NF harus menjalaninya dua kali dalam sebulan. Jika suatu saat ada pergantian obat, frekuensi pemeriksaan bisa lebih sering. "Kalau itu terjadi, kami terpaksa ke Jakarta agar kondisinya bisa diawasi langsung oleh dokter," kata ibunya.
Kini NF mulai menikmati masa remajanya kembali. NF menjalani homeschooling, les biola, dan belajar bahasa Mandarin. Meski harus tetap berhati-hati menjaga pola hidup dan kebersihan, kehidupannya kini jauh lebih berwarna.
Jalan Panjang Transplantasi Ginjal di Indonesia
Hingga 2023, total prosedur transplantasi ginjal di Indonesia baru mencapai sekitar 1.155 kasus, dengan sekitar 80 persen dilakukan di RSCM Jakarta. Jumlah ini masih jauh dari kebutuhan nasional, mengingat tingginya angka penderita gagal ginjal kronik di tanah air.
Meski begitu, tingkat keberhasilan transplantasi ginjal di Indonesia mencapai 90–93 persen, setara dengan negara maju.
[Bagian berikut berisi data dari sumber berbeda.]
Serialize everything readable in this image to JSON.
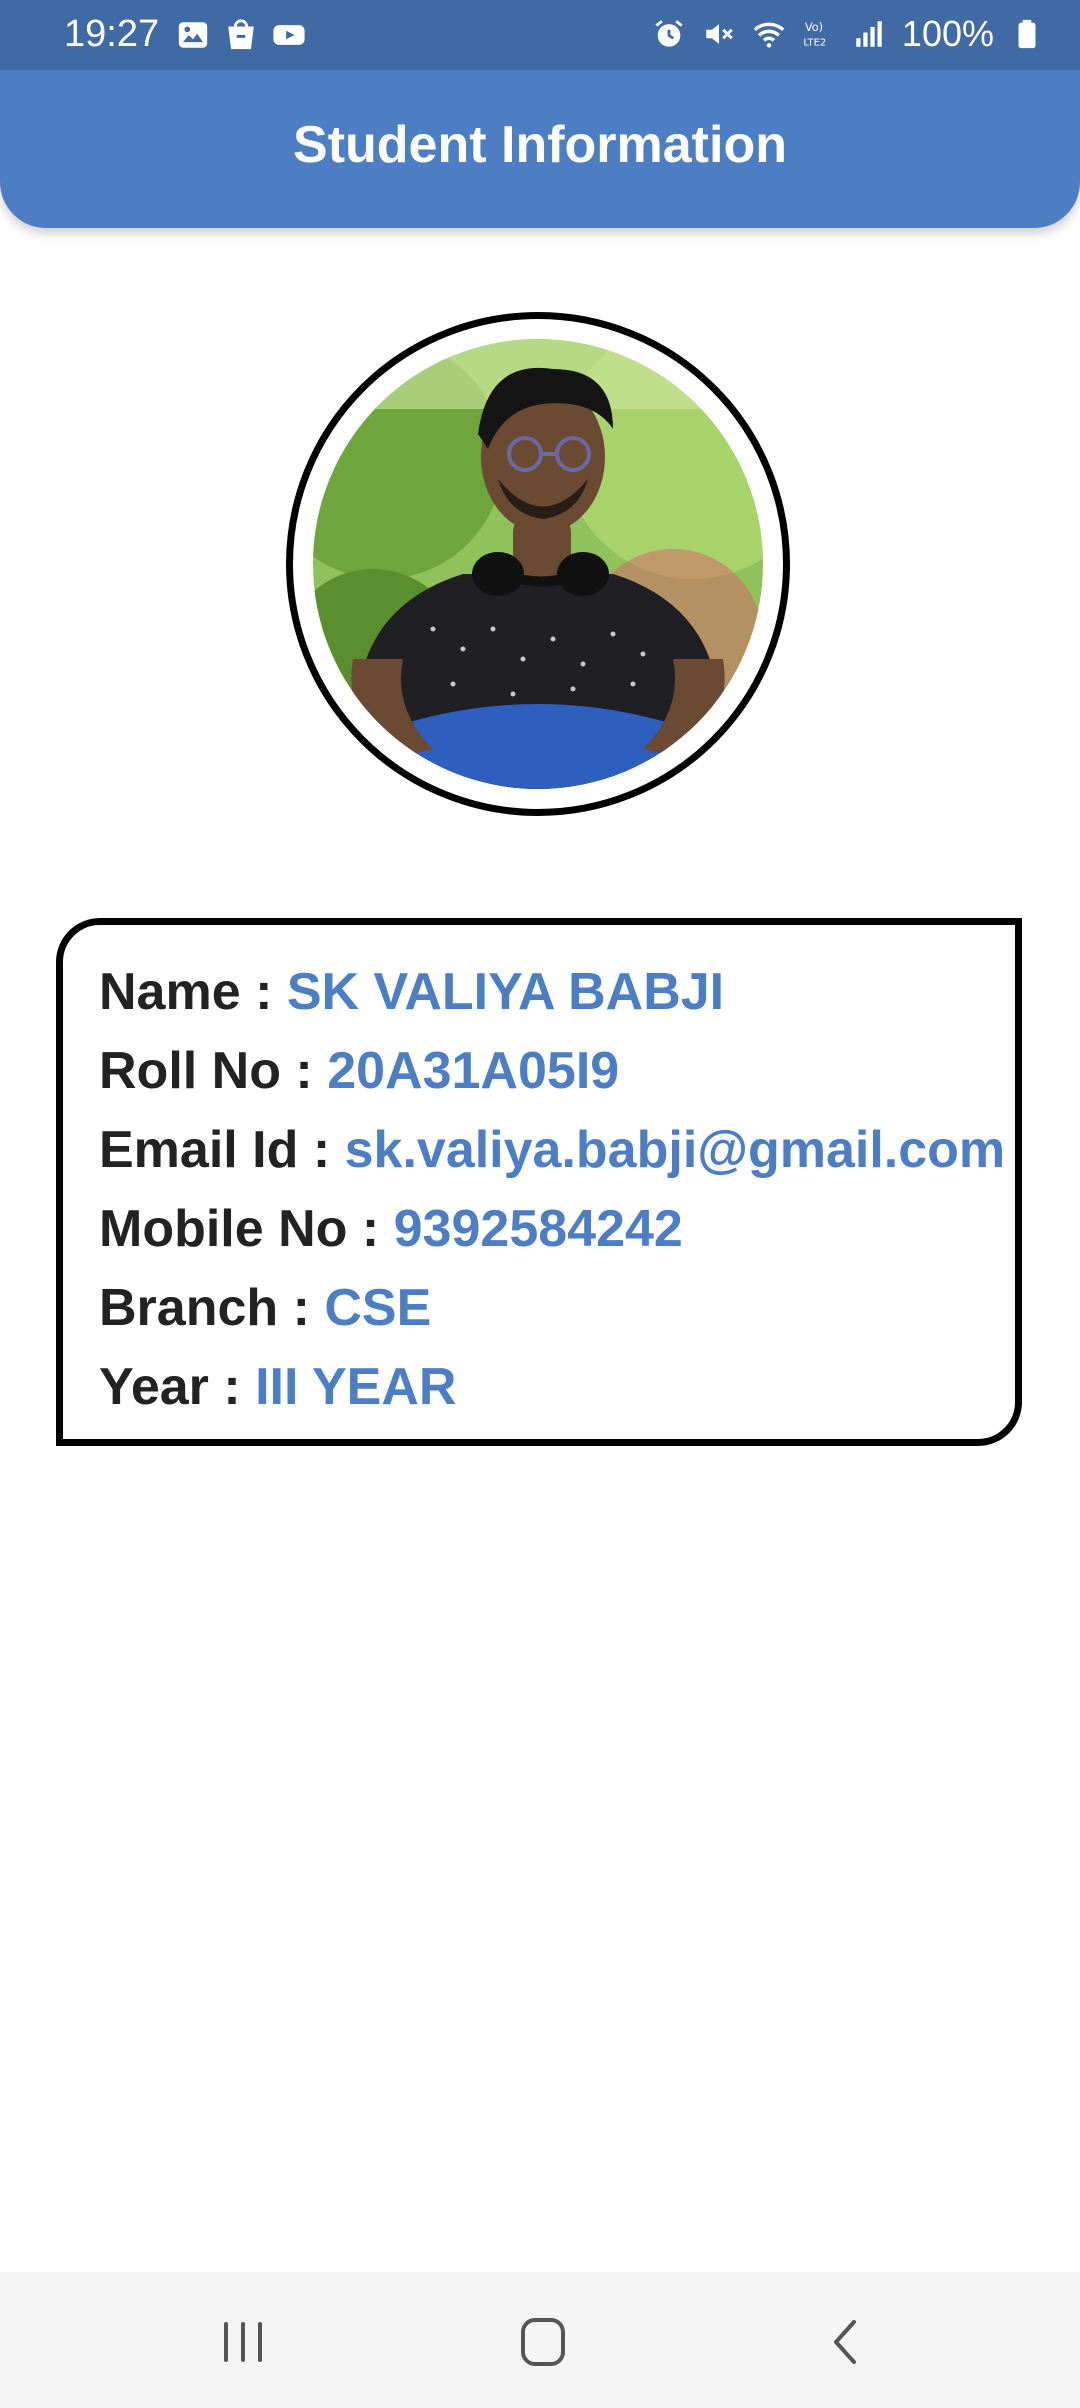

Namun, hasil jangka panjang sangat bergantung pada kepatuhan pasien minum obat dan pemeriksaan rutin kadar tacrolimus.
Bagi NF dan keluarganya, transplantasi adalah anugerah sekaligus tanggung jawab besar. Mereka berharap pemerintah bisa menjamin ketersediaan obat imunosupresan dan pemeriksaan tacrolimus yang terjangkau di daerah-daerah.
"Sejak usia delapan tahun, anak kami sudah berjuang. Sekarang setiap obat dan makanan yang masuk harus benar-benar kami perhatikan demi menjaga kualitas hidupnya," pungkas ibu NF.